Grammys 2016: Do The Grammys Have West Coast Bias?
One of the strangest droughts in Grammys history is likely to come to an end Monday night.
Everybody from critics to bookmakers expects Kendrick Lamar’s “To Pimp A Butterfly,” which leads the field with 11 nominations, to clean up at this year’s awards show. And if Lamar’s sprawling, ambitious effort wins Best Rap Album, it would mark the first time in Grammys history that an artist from California has won that award.
Despite the fact that it has produced some of the most successful and influential rap artists and producers in hip hop history, the home of Dr. Dre, 2Pac, Snoop Dogg, N.W.A., E-40, DJ Quik and countless others has received fewer Grammy nominations than Illinois (thanks the academy's fascination with all things Kanye West and Common), and it has received just one more nomination than the state of Pennsylvania, home to the Roots and Wiz Khalifa.

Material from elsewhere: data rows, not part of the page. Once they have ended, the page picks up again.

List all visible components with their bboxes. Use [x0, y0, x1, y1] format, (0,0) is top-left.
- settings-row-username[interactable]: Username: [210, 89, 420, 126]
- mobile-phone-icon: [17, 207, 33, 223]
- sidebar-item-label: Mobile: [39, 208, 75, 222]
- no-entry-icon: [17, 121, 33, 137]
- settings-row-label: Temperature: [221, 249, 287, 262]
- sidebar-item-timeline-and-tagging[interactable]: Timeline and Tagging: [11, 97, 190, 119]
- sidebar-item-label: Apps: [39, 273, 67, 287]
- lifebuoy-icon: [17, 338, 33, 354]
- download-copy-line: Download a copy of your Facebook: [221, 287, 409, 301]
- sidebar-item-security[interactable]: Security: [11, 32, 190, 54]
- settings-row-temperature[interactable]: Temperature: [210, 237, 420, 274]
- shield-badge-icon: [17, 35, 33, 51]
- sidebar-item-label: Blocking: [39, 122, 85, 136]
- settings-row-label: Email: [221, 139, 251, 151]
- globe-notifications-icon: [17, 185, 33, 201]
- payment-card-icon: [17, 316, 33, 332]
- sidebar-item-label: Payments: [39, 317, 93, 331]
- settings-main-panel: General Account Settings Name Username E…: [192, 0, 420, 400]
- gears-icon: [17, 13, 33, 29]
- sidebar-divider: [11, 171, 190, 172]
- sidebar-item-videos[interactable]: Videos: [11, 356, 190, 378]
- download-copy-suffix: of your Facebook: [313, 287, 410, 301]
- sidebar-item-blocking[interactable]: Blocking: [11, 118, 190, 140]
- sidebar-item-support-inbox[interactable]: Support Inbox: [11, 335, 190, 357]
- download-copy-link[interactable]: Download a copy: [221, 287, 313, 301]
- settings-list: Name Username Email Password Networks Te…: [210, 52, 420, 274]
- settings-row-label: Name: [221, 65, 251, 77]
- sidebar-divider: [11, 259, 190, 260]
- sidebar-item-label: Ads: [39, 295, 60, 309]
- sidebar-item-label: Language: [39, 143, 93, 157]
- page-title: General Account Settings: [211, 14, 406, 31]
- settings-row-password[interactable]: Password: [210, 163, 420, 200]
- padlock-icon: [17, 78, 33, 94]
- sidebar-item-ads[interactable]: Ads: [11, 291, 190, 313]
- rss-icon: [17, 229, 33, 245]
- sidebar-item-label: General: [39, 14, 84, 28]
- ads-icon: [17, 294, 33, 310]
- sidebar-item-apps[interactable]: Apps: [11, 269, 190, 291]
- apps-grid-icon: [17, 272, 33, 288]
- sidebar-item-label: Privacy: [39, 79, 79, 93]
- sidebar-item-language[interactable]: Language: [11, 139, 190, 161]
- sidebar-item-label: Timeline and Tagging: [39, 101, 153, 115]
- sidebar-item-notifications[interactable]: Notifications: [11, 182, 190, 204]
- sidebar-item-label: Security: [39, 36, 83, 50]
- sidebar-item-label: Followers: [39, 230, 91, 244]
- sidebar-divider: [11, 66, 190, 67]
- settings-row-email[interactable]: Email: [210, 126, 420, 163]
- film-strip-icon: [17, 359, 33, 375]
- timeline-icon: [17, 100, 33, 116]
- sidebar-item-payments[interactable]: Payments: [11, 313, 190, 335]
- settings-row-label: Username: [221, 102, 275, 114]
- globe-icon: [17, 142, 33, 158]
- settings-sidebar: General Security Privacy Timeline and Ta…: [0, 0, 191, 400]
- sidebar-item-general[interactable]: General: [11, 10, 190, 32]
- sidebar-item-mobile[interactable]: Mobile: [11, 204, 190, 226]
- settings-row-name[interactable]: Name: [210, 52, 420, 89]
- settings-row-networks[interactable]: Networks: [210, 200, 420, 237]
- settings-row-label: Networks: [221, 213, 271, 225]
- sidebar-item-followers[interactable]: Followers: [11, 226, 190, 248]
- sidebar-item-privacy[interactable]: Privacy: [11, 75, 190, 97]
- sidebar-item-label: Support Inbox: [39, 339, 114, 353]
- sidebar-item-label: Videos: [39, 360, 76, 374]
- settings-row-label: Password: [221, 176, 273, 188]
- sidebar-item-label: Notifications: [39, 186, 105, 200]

On some level, this strange streak is the product of bad timing. The Grammys gave out its first Best Rap Album award 20 years ago, in 1996, many years after West Coast classics like Dr. Dre’s “The Chronic” (1992), Too Short’s “Born to Mack” (1987) or Ice-T’s “Power” (1987) had come and gone. But rap was also nearly 20 years removed from its birth in the Bronx by then, and thanks to mixtapes and the mainstream media’s reluctant participation, it had become a fully American music, with regional styles thriving from Brooklyn to Houston to Compton.
But the ultimate recognition of those regional scenes took a while. The Grammys’ first four best rap album awards went to East Coast veterans like Jay Z, Sean Combs (who, at the time, was going by the name Puff Daddy) and the Fugees, and in the next decade, the category was dominated by three artists: from 2000 to 2010, Eminem won the award four times, Kanye West won it three times, and Outkast won it twice.
That pattern of a select few artists dominating a category is not unusual for the Grammys. Members of the National Academy of Recording Arts and Sciences, the voting body that chooses Grammy winners, get to vote on any category they want, a situation that often leads to established figures getting a disproportionate number of awards.
“There’s a ton of categories people vote on that they’re not experts on,” said Errol Kolosine, an associate professor of music business at NYU’s Clive Davis School of Music. “Sometimes people will vote for that which is most familiar to them.”
That leads to situations like Sir Georg Solti, a conductor, winning 31 Grammys, or Henry Mancini being nominated for 72 of them. But if Lamar wins Monday, belatedly claiming an award everybody, including the person who actually won it, expected him to take home last year, the question may be: Could this change Lamar or the way he thinks about what he's been doing?
“I wonder what 11 nominations does for the next project,” said Mark Anthony Neal, the founding director of Duke University’s Center for the Arts, Digital Culture and Entrepreneurship. “For some of these artists that have been grinding on the margins, these awards convey a certain kind of validation, and they have to think about what to do when they receive it.”
Of course, before Lamar has to think about meeting expectations, he has to win first. And there’s no guarantee that he will. “It’s a crapshoot,” Neal said.